BOA SORTE

Eu sei que essa carta que agora escrevo nem será lida pela sua destinatária principal.

Opa! Não nos enganemos, de fato essa destinatária não tem nada de principal, mas apenas de simples assunto. Aquela a quem se destina esta carta, de fato, essa eu sei que vai ler e comentar e ainda terá aquele termômetro do qual falo, medirá e conhecerá a mim que a cada dia mais me aproximo.

Desculpe se o assunto principal não seja você, contudo quero que compreenda a minha visão de toda essa história finada praticamente desde o seu início.

Conhecemo-nos inusitadamente numa festa em sua casa, ela era a mais bela naquele dia, o que logo me chamou atenção. Vi que davas uma atenção especial à minha pessoa, mesmo sendo namorada de um grande amigo.

Nossos olhares insistiam em procurar-se mutuamente, já estava ficando evidente nosso sentimento recíproco, foi quando finalmente as máscaras caíram e a despeito da vontade de outros ficamos juntos.

Tudo foi muito intenso no começo, muito satisfatório, até mesmo não tive nenhum problema em assumi-la como um compromisso formal, registrado em cartório com juiz de paz e testemunhas.

Um mês de casamento, até aqui tudo bem.

Mas foi neste 31° dia que olhastes bem para mim e dissestes:

- Olha, meu ritmo é mais devagar que o teu, afasta-te de mim um pouco, pois não tenho o mesmo pique que você tem.

Ai, ai, pensei comigo, mas o quê fazer?

Tudo ainda é muito prematuro para se tomar alguma decisão definitiva, mesmo eu era praticamente um bebê de seis meses que havia nascido antes do tempo.

Prosseguimos.

O pouco que tinha de ti foi ficando cada vez mais minguado. Afora a tua personalidade ser muito forte, difícil, lembro-me de que não havia lugar em que fostes onde não houvesse uma confusão básica. Tinhas fama de antipática, pouco amigável, a não ser se algum interesse escuso lhe atraísse, sua atitude para com todos era a da distância e do ‘não estou nem aí’.

Todo esse contexto somente foi se agravando.

O ano era o de 1998 e eu já estava plenamente convicto de que o nosso amor já era um sentimento que havia passado. Mas, sem planejamento, veio-nos uma dádiva de olhos azuis e cabelos louros cacheados.

Estava feito o meu dilema mor de vida.

Como deixar uma mulher grávida sozinha no mundo? Não, não sou nenhum cafajeste nem canalha para tal proeza, vamos embora tocando esse barco furado enquanto for possível.

Os tempos iam passando, tornando-se cada vez mais raros nossos momentos. De marido e mulher que pouco fomos, éramos agora pais.

Pais, mantenedores, funcionários de um amor de burocratas, éramos tudo realmente, inclusive superamos muitas dificuldades juntos, contudo não éramos o principal: homem e mulher.

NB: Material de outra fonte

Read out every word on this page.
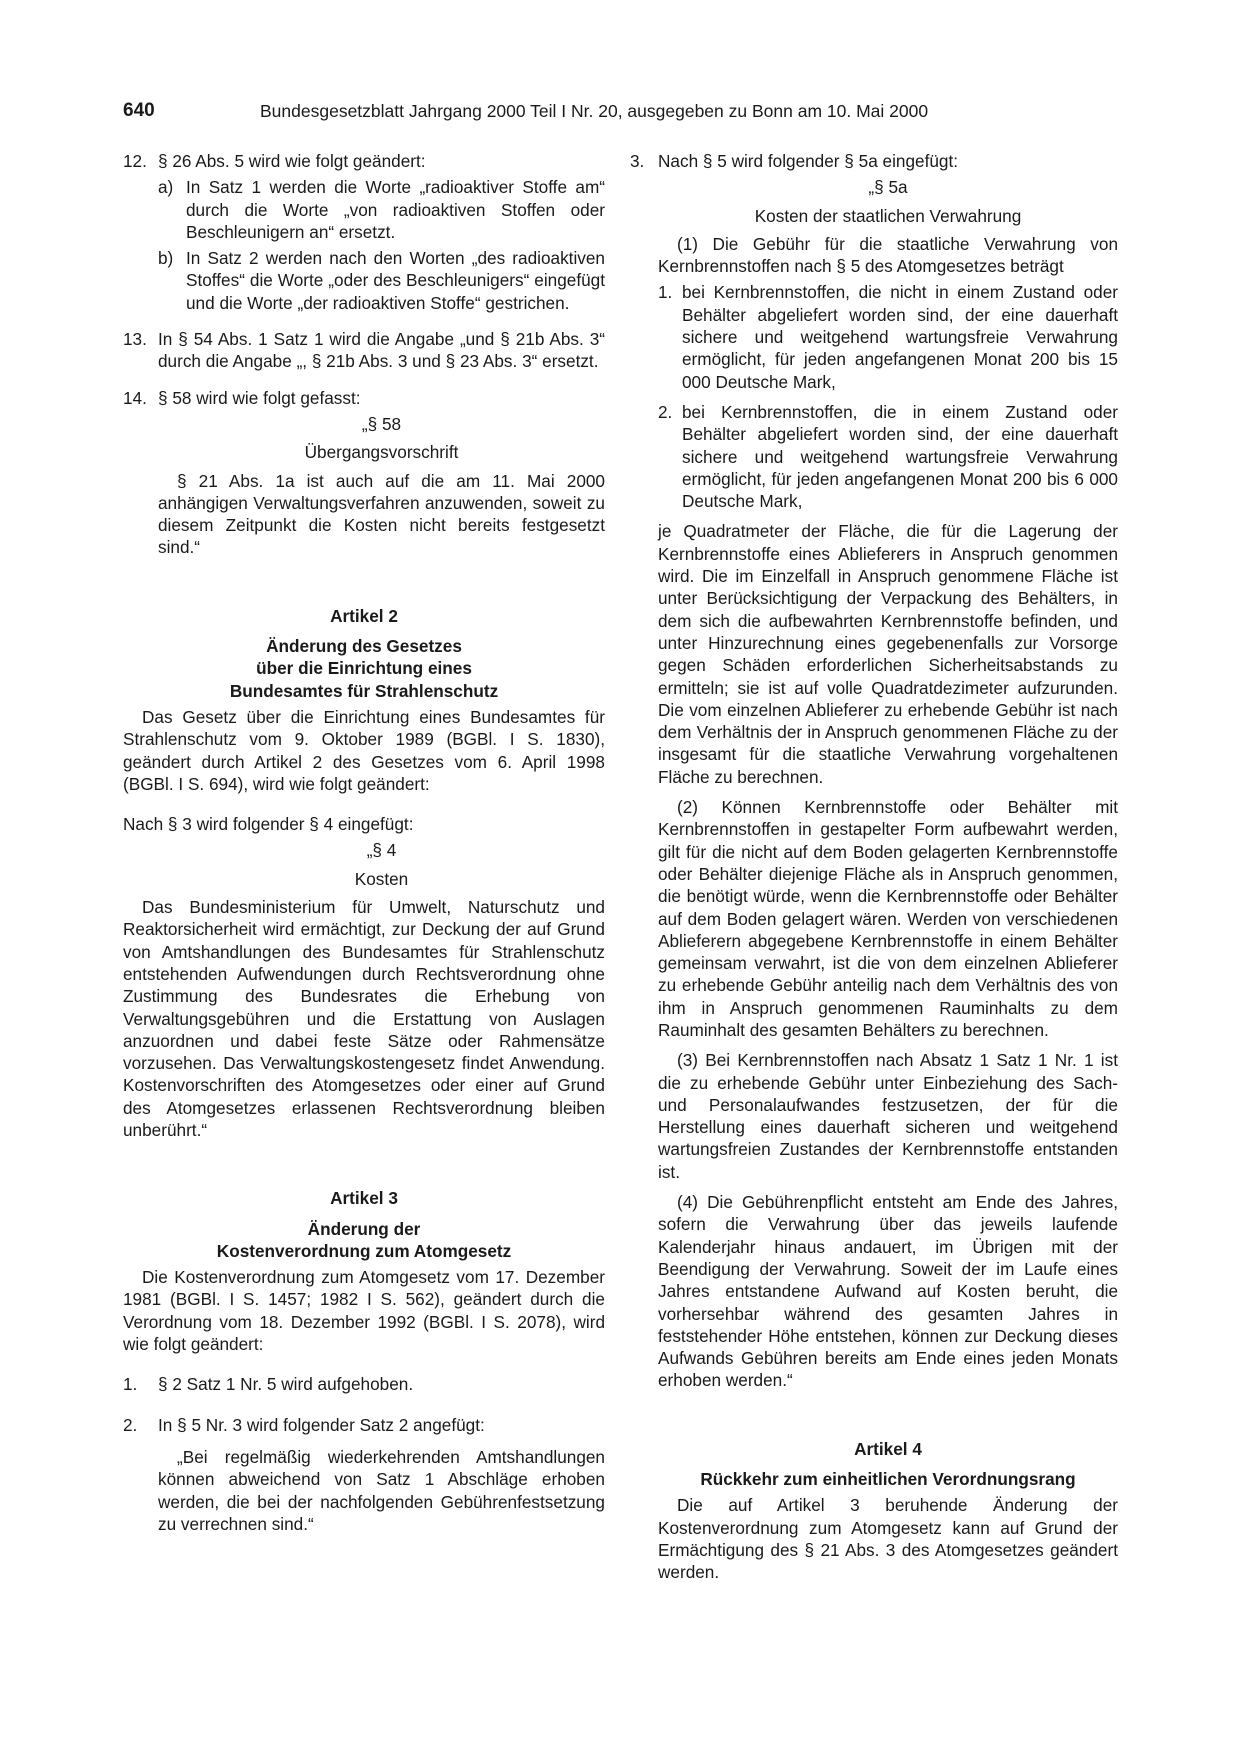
640	Bundesgesetzblatt Jahrgang 2000 Teil I Nr. 20, ausgegeben zu Bonn am 10. Mai 2000
12. § 26 Abs. 5 wird wie folgt geändert:

a) In Satz 1 werden die Worte „radioaktiver Stoffe am“ durch die Worte „von radioaktiven Stoffen oder Beschleunigern an“ ersetzt.

b) In Satz 2 werden nach den Worten „des radioaktiven Stoffes“ die Worte „oder des Beschleunigers“ eingefügt und die Worte „der radioaktiven Stoffe“ gestrichen.

13. In § 54 Abs. 1 Satz 1 wird die Angabe „und § 21b Abs. 3“ durch die Angabe „, § 21b Abs. 3 und § 23 Abs. 3“ ersetzt.

14. § 58 wird wie folgt gefasst:

„§ 58

Übergangsvorschrift

§ 21 Abs. 1a ist auch auf die am 11. Mai 2000 anhängigen Verwaltungsverfahren anzuwenden, soweit zu diesem Zeitpunkt die Kosten nicht bereits festgesetzt sind.“

Artikel 2

Änderung des Gesetzes
über die Einrichtung eines
Bundesamtes für Strahlenschutz

Das Gesetz über die Einrichtung eines Bundesamtes für Strahlenschutz vom 9. Oktober 1989 (BGBl. I S. 1830), geändert durch Artikel 2 des Gesetzes vom 6. April 1998 (BGBl. I S. 694), wird wie folgt geändert:

Nach § 3 wird folgender § 4 eingefügt:

„§ 4

Kosten

Das Bundesministerium für Umwelt, Naturschutz und Reaktorsicherheit wird ermächtigt, zur Deckung der auf Grund von Amtshandlungen des Bundesamtes für Strahlenschutz entstehenden Aufwendungen durch Rechtsverordnung ohne Zustimmung des Bundesrates die Erhebung von Verwaltungsgebühren und die Erstattung von Auslagen anzuordnen und dabei feste Sätze oder Rahmensätze vorzusehen. Das Verwaltungskostengesetz findet Anwendung. Kostenvorschriften des Atomgesetzes oder einer auf Grund des Atomgesetzes erlassenen Rechtsverordnung bleiben unberührt.“

Artikel 3

Änderung der
Kostenverordnung zum Atomgesetz

Die Kostenverordnung zum Atomgesetz vom 17. Dezember 1981 (BGBl. I S. 1457; 1982 I S. 562), geändert durch die Verordnung vom 18. Dezember 1992 (BGBl. I S. 2078), wird wie folgt geändert:

1. § 2 Satz 1 Nr. 5 wird aufgehoben.

2. In § 5 Nr. 3 wird folgender Satz 2 angefügt:

„Bei regelmäßig wiederkehrenden Amtshandlungen können abweichend von Satz 1 Abschläge erhoben werden, die bei der nachfolgenden Gebührenfestsetzung zu verrechnen sind.“

3. Nach § 5 wird folgender § 5a eingefügt:

„§ 5a

Kosten der staatlichen Verwahrung

(1) Die Gebühr für die staatliche Verwahrung von Kernbrennstoffen nach § 5 des Atomgesetzes beträgt

1. bei Kernbrennstoffen, die nicht in einem Zustand oder Behälter abgeliefert worden sind, der eine dauerhaft sichere und weitgehend wartungsfreie Verwahrung ermöglicht, für jeden angefangenen Monat 200 bis 15 000 Deutsche Mark,

2. bei Kernbrennstoffen, die in einem Zustand oder Behälter abgeliefert worden sind, der eine dauerhaft sichere und weitgehend wartungsfreie Verwahrung ermöglicht, für jeden angefangenen Monat 200 bis 6 000 Deutsche Mark,

je Quadratmeter der Fläche, die für die Lagerung der Kernbrennstoffe eines Ablieferers in Anspruch genommen wird. Die im Einzelfall in Anspruch genommene Fläche ist unter Berücksichtigung der Verpackung des Behälters, in dem sich die aufbewahrten Kernbrennstoffe befinden, und unter Hinzurechnung eines gegebenenfalls zur Vorsorge gegen Schäden erforderlichen Sicherheitsabstands zu ermitteln; sie ist auf volle Quadratdezimeter aufzurunden. Die vom einzelnen Ablieferer zu erhebende Gebühr ist nach dem Verhältnis der in Anspruch genommenen Fläche zu der insgesamt für die staatliche Verwahrung vorgehaltenen Fläche zu berechnen.

(2) Können Kernbrennstoffe oder Behälter mit Kernbrennstoffen in gestapelter Form aufbewahrt werden, gilt für die nicht auf dem Boden gelagerten Kernbrennstoffe oder Behälter diejenige Fläche als in Anspruch genommen, die benötigt würde, wenn die Kernbrennstoffe oder Behälter auf dem Boden gelagert wären. Werden von verschiedenen Ablieferern abgegebene Kernbrennstoffe in einem Behälter gemeinsam verwahrt, ist die von dem einzelnen Ablieferer zu erhebende Gebühr anteilig nach dem Verhältnis des von ihm in Anspruch genommenen Rauminhalts zu dem Rauminhalt des gesamten Behälters zu berechnen.

(3) Bei Kernbrennstoffen nach Absatz 1 Satz 1 Nr. 1 ist die zu erhebende Gebühr unter Einbeziehung des Sach- und Personalaufwandes festzusetzen, der für die Herstellung eines dauerhaft sicheren und weitgehend wartungsfreien Zustandes der Kernbrennstoffe entstanden ist.

(4) Die Gebührenpflicht entsteht am Ende des Jahres, sofern die Verwahrung über das jeweils laufende Kalenderjahr hinaus andauert, im Übrigen mit der Beendigung der Verwahrung. Soweit der im Laufe eines Jahres entstandene Aufwand auf Kosten beruht, die vorhersehbar während des gesamten Jahres in feststehender Höhe entstehen, können zur Deckung dieses Aufwands Gebühren bereits am Ende eines jeden Monats erhoben werden.“

Artikel 4

Rückkehr zum einheitlichen Verordnungsrang

Die auf Artikel 3 beruhende Änderung der Kostenverordnung zum Atomgesetz kann auf Grund der Ermächtigung des § 21 Abs. 3 des Atomgesetzes geändert werden.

Era eu um homem angustiado, chateado, ressentido, briguento, cobrador dos teus carinhos e favores. Irritava-me, chorava e ia praticamente à loucura quando tu te negavas a mim.

Foram depressões e tristezas sempre caladas, choradas sozinhas, sem perspectivas ou qualquer luz que surgisse para iluminar um pouco a minha escura vida.

Depois de muito brigar e chorar, percebi que não haveria o que eu fizesse para que me desejasses, para que de fato me queresse. Então, comecei a buscar em outras paragens aquilo que não me davas.

Tenho que confessar que não tinha nenhum talento para aventuras, estas que foram todas malsucedidas. Não sei o porquê, mas havia algo que eu não conseguia captar para que o meu empreendimento desse certo.

Enquanto brigava, enquanto me importava, ainda era teu. Mas um dia deixei de me importar contigo, foi quando me perdeste de forma irremediável e para sempre.

Comecei a agir no sentido de que as coisas se tornassem propícias para a partida definitiva, para o adeus e a minha tão sonhada hora do tchau teletubiano. Esse tchau então enfim foi dado.

Estranhei tua calma de início, mas até agora não ando pela rua sem uma atenção redobrada com a vista tentando enxergar à longa distância.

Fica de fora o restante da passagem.